Peut-être la mésintelligence qui divisait les évêques de Tours et de Nantes avait-elle des causes plus profondes que cette dispute accidentelle. L’imputation d’orgueil démesuré que Grégoire adressait à Félix donne lieu de croire qu’il existait entre eux quelque rivalité d’aristocratie[2]. Il semble que le descendant des anciens princes d’Aquitaine souffrait de se voir hiérarchiquement soumis à un homme de noblesse inférieure à la sienne, ou que, par un sentiment exagéré de patriotisme local, il aurait voulu que les dignités ecclésiastiques, dans les provinces de l’ouest, fussent le patrimoine exclusif des grandes familles du pays.

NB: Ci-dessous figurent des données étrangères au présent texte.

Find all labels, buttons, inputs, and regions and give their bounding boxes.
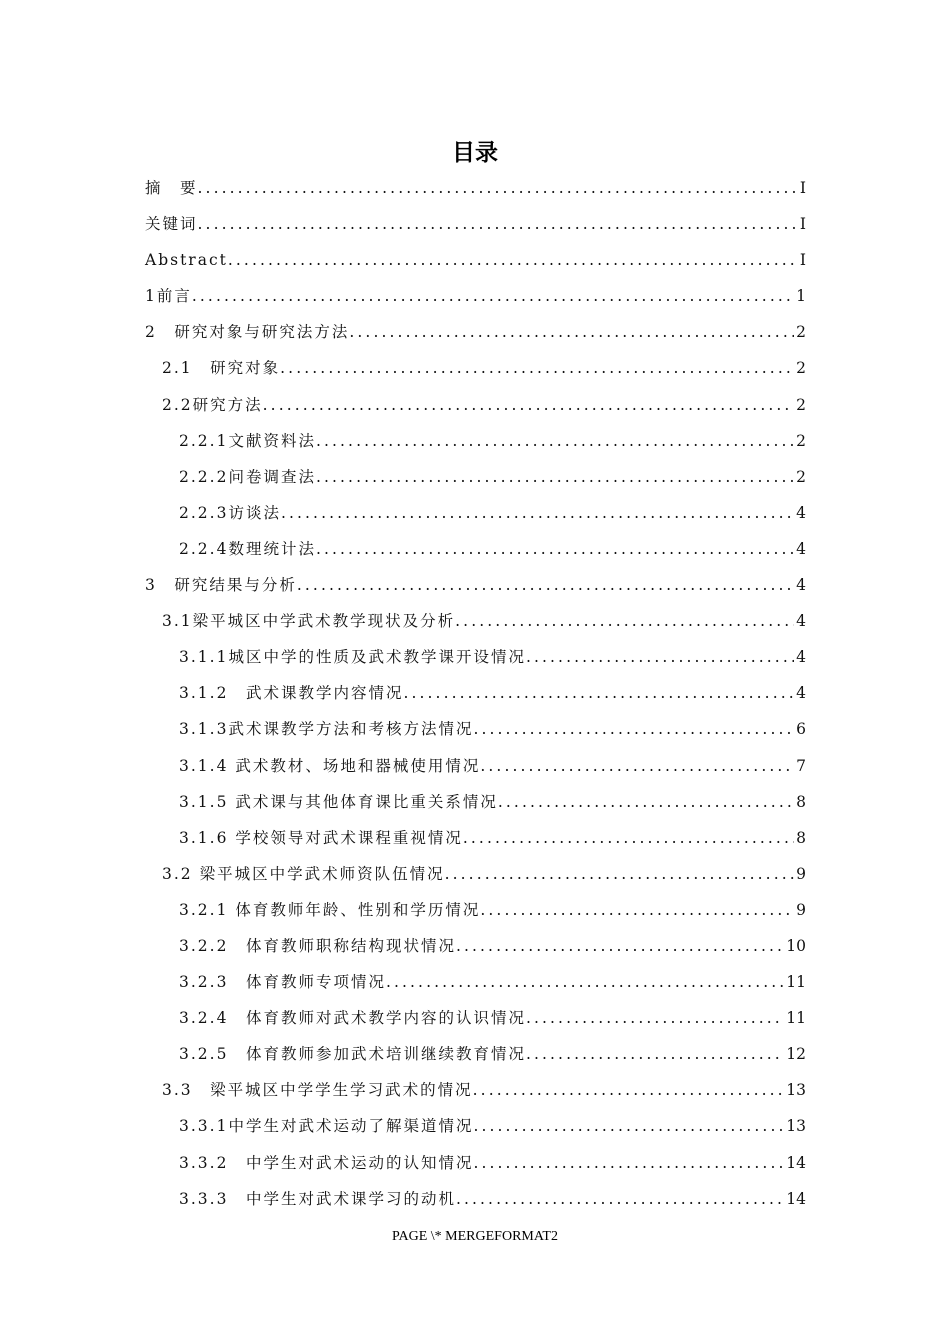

De là vinrent probablement ses sympathies et ses intelligences avec la faction qui, à Tours, haïssait Grégoire comme étranger ; car il connaissait de longue main et il avait même favorisé les intrigues du prêtre Rikulf[3]. Ces mauvaises dispositions du plus puissant et du plus habile des suffragans de l’évêché de Tours n’empêchèrent point le synode provincial de s’assembler régulièrement et de faire justice. Rikulf, condamné comme fauteur de troubles et rebelle à son évêque, fut envoyé en réclusion dans un monastère dont le lieu n’est pas désigné[4]. Il y avait à peine un mois qu’il était enfermé sous bonne garde, lorsque des affidés de l’évêque de Nantes s’introduisirent avec adresse auprès de l’abbé qui gouvernait le couvent. Ils employèrent toutes sortes de ruses pour le circonvenir ; et à l’aide de faux sermens, ils obtinrent de lui, sur promesse de retour, la sortie du prisonnier.

  1. O si te habuisset Massilia sacerdotem ! Nunquàm naves oleum, aut reliquas species detulissent, nisi tantùm chartam, quò majorem opportunitatem scribendi ad bonos infamandos haberes. Sed paupertas chartæ finem imponit verbositati. (Greg. Turon. Hist. lib. v, pag. 235.)
  2. Immensæ enim erat cupiditatis atque jactantiæ. (Ibid.)
  3. Felicis episcopi… qui memoratæ causæ fautor extiterat. (Ibid., pag. 264.)
  4. Cum consilio comprovinciatium eum in monasterium removeri præcipio. (Ibid.)